How much house can you afford? Lenders answer with debt-to-income ratios. A healthier answer also considers your savings rate, lifestyle, and how much risk you want to carry. This calculator gives you the lender's number; this page tells you when to trust it and when to ignore it.

The Formula

Max housing payment ≈ Gross monthly income × 0.28. Max total debt ≈ Gross monthly income × 0.36. From the housing payment, back out the loan: Loan = (Payment − Taxes − Insurance) × (1 − (1+r)^−n) ÷ r, then add your down payment to get max home price.

Worked Example

Household income $120,000/year = $10,000/month gross. Conservative housing budget: $10,000 × 0.28 = $2,800/month including taxes and insurance. At 6.75% for 30 years with $400/month taxes and $100 insurance: principal-and-interest budget is $2,300, supporting a loan of about $354,000. Add a $80,000 down payment → max home price ≈ $434,000.
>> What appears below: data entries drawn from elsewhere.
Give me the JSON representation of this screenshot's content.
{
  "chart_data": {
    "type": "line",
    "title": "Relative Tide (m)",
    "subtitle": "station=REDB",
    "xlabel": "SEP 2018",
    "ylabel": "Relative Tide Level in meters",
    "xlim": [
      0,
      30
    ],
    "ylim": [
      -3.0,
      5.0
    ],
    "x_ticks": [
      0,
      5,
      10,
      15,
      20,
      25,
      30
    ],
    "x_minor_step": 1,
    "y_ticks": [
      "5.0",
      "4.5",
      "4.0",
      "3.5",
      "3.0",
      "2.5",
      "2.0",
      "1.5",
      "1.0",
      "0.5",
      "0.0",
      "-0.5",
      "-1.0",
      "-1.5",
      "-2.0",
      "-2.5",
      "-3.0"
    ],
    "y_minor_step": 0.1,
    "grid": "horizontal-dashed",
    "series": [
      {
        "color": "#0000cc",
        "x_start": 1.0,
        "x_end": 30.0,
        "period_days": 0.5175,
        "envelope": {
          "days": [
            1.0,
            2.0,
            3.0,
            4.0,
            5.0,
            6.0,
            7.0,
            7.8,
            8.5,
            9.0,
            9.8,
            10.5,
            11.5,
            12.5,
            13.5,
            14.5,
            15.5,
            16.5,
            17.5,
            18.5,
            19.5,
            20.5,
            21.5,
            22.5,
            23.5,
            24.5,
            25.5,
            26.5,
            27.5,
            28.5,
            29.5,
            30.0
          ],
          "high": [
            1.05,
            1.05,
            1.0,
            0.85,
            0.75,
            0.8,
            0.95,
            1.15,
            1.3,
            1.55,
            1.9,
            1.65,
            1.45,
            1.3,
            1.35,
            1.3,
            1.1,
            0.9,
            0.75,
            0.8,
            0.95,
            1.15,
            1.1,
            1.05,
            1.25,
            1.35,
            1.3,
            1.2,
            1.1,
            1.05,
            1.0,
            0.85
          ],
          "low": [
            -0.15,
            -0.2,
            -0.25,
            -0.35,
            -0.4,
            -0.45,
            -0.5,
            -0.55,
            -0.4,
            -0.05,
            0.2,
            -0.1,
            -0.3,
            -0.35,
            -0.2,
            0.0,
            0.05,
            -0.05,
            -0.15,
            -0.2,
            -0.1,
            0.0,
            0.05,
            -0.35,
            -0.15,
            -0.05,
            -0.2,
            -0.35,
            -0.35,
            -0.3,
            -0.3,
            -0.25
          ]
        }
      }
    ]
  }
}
The 28/36 rule and where it breaks

28% of gross income for housing (PITI) and 36% for total debt is a conservative target. Most lenders will stretch to 43% DTI for conventional loans, 50% for FHA. Just because they will lend you that much doesn't mean you should borrow it — at 43% DTI in a high-cost city, you have almost no margin for a single car repair, let alone childcare costs or a medical bill.

Inputs lenders don't see

Pre-approval considers income and debts. It does not consider: childcare, college savings, healthcare premiums you pay out of pocket, lifestyle preferences. Two families earning the same can have wildly different sustainable housing budgets. Build your budget around net income after all real expenses, not gross.

The 'house-rich, cash-poor' trap

Buying at the top of pre-approval means: minimum down payment (often with PMI), little savings buffer, and a payment that consumes most of your discretionary income. The first major repair (roof, HVAC, water heater) can put you in real financial stress. A budget at 75-80% of max pre-approval gives you breathing room.

Common Mistakes

  • Targeting the maximum pre-approval as your budget instead of your ceiling.
  • Forgetting closing costs (2-4% of price) and the moving/furniture budget for a new home (often $10,000-20,000).
  • Assuming current rent equals affordable mortgage. Mortgage = rent + maintenance + property tax + insurance + opportunity cost on down payment.
  • Buying for the family you'll have in 5 years, not the family you have now. Life plans change.

Frequently Asked Questions

What credit score do I need to buy a home?
Conventional loans typically want 620+, FHA accepts 580+ (sometimes 500 with 10% down). Best rates start at 740. Below 620 your options narrow sharply.

How much should I save for a down payment?
20% to avoid PMI and get the best rates. 10-15% is common for first-time buyers. 3-3.5% is the minimum for conventional and FHA loans respectively.

This calculator is for informational purposes only and does not constitute financial, tax, or legal advice. Consult a licensed professional before making significant financial decisions.